Florida's DeSoto Next Generation Solar Energy Center is the largest solar plant in the nation and was a showpiece of President Obama's clean energy initiative. More than 90,000 solar panels combine to generate enough power to run some 3,000 homes in the Sunshine State. At an opening ceremony for the plant in October, Obama said that it was "about time" such a facility came online. Yet in the midst of a painful recession and with electricity demand actually falling in the United States last year, the drive for more solar power will be slow and costly. [See photos of the DeSoto Next Generation plant.]
Solar power has long been the holy grail of energy production. It is clean, and sunshine is free and in inexhaustible supply. But it remains a tiny part of worldwide energy production, about 0.02 percent. Of course, solar power has made some gains from the days of powering just calculators. Solar cells now top streetlights and stoplights, roadside emergency phones, small homes off the power grid, and oil rigs offshore. The conversion of solar energy into electric power on an industrial level, on the other hand, has remained a distant and elusive goal.
There are several serious technological hurdles that prevent solar power from cracking into the power-generation market in a major way. Moreover, private investors and public-policy makers are leery of investing heavily in technologies that may be leapfrogged by a far more efficient technology in the coming months or years. Large-scale production will continue only in fits and starts, experts say, until solar power has a solid track record of generating with equal consistency both power and revenue.
A chief inhibitor of solar power's growth has been the country's antiquated power grid, which generally can't incorporate solar power generated in homes into the grid. But the federal government has committed more than $11 billion to modernize that system.
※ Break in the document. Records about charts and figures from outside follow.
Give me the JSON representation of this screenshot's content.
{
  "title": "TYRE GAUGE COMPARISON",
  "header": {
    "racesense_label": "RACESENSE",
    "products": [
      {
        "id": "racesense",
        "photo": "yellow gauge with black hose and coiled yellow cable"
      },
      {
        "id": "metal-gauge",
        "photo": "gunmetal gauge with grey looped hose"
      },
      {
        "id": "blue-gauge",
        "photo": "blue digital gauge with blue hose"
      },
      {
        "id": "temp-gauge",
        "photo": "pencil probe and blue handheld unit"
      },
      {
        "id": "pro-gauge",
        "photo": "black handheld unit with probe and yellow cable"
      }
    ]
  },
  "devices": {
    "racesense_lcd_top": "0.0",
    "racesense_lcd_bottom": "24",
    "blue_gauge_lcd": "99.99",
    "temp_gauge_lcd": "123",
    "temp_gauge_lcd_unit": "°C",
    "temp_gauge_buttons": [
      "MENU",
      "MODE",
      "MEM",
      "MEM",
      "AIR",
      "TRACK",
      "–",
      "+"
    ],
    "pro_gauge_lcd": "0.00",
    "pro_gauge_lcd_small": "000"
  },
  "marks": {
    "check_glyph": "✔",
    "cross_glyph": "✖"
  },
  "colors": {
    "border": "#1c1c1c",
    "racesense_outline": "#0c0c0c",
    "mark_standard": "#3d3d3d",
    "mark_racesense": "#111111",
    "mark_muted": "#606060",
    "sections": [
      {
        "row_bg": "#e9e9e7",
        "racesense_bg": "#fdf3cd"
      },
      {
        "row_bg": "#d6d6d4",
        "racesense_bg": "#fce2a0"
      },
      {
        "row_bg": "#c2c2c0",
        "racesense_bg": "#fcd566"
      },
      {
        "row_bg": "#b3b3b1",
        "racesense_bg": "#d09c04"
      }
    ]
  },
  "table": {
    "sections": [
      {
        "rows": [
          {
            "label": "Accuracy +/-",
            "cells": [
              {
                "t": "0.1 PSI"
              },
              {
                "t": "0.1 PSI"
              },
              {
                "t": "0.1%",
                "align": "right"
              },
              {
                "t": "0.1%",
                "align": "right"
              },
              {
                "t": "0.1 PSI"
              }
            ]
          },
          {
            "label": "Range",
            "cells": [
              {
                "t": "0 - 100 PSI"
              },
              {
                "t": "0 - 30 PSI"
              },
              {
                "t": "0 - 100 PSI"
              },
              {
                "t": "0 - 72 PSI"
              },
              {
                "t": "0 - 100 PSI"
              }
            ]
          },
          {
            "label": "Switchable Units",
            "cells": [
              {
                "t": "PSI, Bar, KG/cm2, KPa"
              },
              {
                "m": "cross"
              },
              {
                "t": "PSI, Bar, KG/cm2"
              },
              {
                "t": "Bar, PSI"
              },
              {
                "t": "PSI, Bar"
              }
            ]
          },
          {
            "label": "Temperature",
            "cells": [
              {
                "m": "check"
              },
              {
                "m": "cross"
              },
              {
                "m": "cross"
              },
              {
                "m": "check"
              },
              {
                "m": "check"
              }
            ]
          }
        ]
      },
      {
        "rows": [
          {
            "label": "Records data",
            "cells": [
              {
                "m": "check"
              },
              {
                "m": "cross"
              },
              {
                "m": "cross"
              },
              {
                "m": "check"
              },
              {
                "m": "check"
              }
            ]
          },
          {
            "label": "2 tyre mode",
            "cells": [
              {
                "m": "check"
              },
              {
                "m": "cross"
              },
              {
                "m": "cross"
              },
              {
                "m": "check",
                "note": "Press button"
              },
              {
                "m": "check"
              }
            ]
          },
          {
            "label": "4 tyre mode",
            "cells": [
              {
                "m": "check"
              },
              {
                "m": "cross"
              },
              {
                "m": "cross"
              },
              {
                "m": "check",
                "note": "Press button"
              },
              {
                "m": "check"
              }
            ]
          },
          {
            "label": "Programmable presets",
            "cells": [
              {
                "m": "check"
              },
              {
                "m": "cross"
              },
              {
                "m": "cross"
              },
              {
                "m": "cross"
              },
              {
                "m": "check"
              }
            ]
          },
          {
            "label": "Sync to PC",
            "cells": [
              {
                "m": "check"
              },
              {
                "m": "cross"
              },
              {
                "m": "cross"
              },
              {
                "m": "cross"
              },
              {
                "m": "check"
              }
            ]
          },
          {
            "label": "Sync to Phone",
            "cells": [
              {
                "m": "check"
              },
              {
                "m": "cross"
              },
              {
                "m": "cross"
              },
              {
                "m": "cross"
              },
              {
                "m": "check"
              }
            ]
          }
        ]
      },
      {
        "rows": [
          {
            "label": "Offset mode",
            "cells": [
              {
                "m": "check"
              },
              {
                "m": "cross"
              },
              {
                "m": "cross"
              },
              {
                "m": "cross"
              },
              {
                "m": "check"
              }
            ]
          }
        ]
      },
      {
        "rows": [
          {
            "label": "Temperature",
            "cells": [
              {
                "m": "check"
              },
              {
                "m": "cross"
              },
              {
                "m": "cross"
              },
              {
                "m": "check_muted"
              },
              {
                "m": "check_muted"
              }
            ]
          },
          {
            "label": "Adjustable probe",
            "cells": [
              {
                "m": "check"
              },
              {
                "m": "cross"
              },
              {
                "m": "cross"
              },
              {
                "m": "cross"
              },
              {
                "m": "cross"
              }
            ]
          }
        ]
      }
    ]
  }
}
High maintenance. Another speed bump on the road to sustainable solar power is the cost of the raw materials. One explanation for the high cost is that solar cell producers have to compete with computer-chip makers for the same raw materials. And, like microprocessors in a PC, solar cells are surprisingly fragile. Keeping an entire field of them in service can be prohibitively expensive because they require nearly constant maintenance.
The solar array in Florida is the country's biggest, but it doesn't seem destined to hold that title for long. Larger plants are now under construction in Nevada and California, both with designs slightly different from the Florida facility's. But whatever the superlative, the plant will be closely watched as it begins to mine the nation's and the Sunshine State's most abundant natural resource.